Im Zusammenhang mit diversen höchstgerichtlichen Verfahren und vor allem im Hinblick auf den Linzer Präzedenzfall hat sich gezeigt, dass diese sogenannten „Bereicherungsverfahren“ mit einem kaum zu vertretenden fachlichen und personellen Verwaltungsaufwand verbunden sind und teilweise auch zu hohen finanziellen Rückzahlungsbelastungen der Kommunen geführt hätten bzw. mit den vorhandenen Personalressourcen sicherlich nicht zu bewältigen gewesen wären.
Es war daher sinnvoll, aufgrund der positiven Entscheidung im Linzer Präzedenzfall in Verhandlungen mit dem Handel einzutreten und eine generelle österreichweite Regelung anzustreben. Der in dem VwGH-Erkenntnis vom 21. Mai 2007, Zl. 2005/16/0247-12, entschiedene Rück¬zahlungsprozentsatz ermöglichte es Städte- und Gemeindebund, nicht nur die ursprüngliche, vom Handel angebotene Rückzahlungsquote von über 50% als obsolet anzusehen, sondern im Rahmen langwieriger Verhandlungen den Handel zu einer Zustimmung zu einer lediglich 15%igen Rückzahlung zu bewegen. Das Faktum, von einer 100%ig gemeinschaftsrechtswidrigen Abgabe lediglich 15% rückzahlen, keine aufwendigen bzw. gar nicht zu bewältigenden Verfahren führen und überdies die dann relativ einfachen Verwaltungsverfahren erst bis Frühjahr 2009 abwickeln zu müssen, wird für die Kommunen eine verfahrensrechtlich und finanziell vertretbare Regelung mit sich bringen.
Im Übrigen darf positiv bemerkt werden, dass der Bund seine Beteiligung am Rückzahlungspotenzial im Wege von Ertragsanteilen aus der Körperschaftssteuer und Zuordnung dieser entsprechend der Rückzahlungsbelastung der einzelnen Gemeinden bereits für Anfang 2009 zusagte, jedoch die Rückzahlungsfrist für die Gemeinden erst mit 30. April 2009 abläuft, weshalb die finanzielle Belastung der Gemeinden noch weniger wird. Damit konnte erreicht werden, dass von dem nach Abschluss der Vereinbarung noch offenem Rückzahlungspotenzial von voraussichtlich 30 Millionen Euro aus dem Rechtstitel Getränkesteuer-Rückzahlung an Handelsbetriebe ein weiteres Viertel nicht von den Kommunen zu leisten sein wird.
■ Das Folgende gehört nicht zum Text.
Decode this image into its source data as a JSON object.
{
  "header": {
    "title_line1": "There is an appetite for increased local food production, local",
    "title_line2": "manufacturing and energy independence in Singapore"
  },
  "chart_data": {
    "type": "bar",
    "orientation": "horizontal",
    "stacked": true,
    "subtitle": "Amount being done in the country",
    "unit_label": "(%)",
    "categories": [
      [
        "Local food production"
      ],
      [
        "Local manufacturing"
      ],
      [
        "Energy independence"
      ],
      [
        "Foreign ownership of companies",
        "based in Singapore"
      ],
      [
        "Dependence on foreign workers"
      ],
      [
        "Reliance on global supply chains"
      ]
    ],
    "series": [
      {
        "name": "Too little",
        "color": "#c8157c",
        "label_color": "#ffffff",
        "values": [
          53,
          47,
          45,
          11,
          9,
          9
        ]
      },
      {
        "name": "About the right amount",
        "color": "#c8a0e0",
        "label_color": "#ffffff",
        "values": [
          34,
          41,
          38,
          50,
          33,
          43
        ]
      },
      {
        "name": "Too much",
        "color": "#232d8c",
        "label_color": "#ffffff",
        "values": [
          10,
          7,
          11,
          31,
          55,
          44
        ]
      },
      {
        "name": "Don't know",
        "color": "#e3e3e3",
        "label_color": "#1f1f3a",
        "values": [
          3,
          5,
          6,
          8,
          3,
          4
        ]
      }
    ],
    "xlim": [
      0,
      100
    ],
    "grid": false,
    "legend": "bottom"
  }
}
Dem Städtebund ist es daher gemeinsam mit dem Gemeindebund gelungen, die Rückzahlung der gemeinschaftsrechtswidrigen Getränkesteuer bei Handelsbetrieben dermaßen zu gestalten, dass sich die bürokratische und finanzielle Belastung der Städte und Gemeinden wider Erwarten noch in vertretbaren Grenzen hält.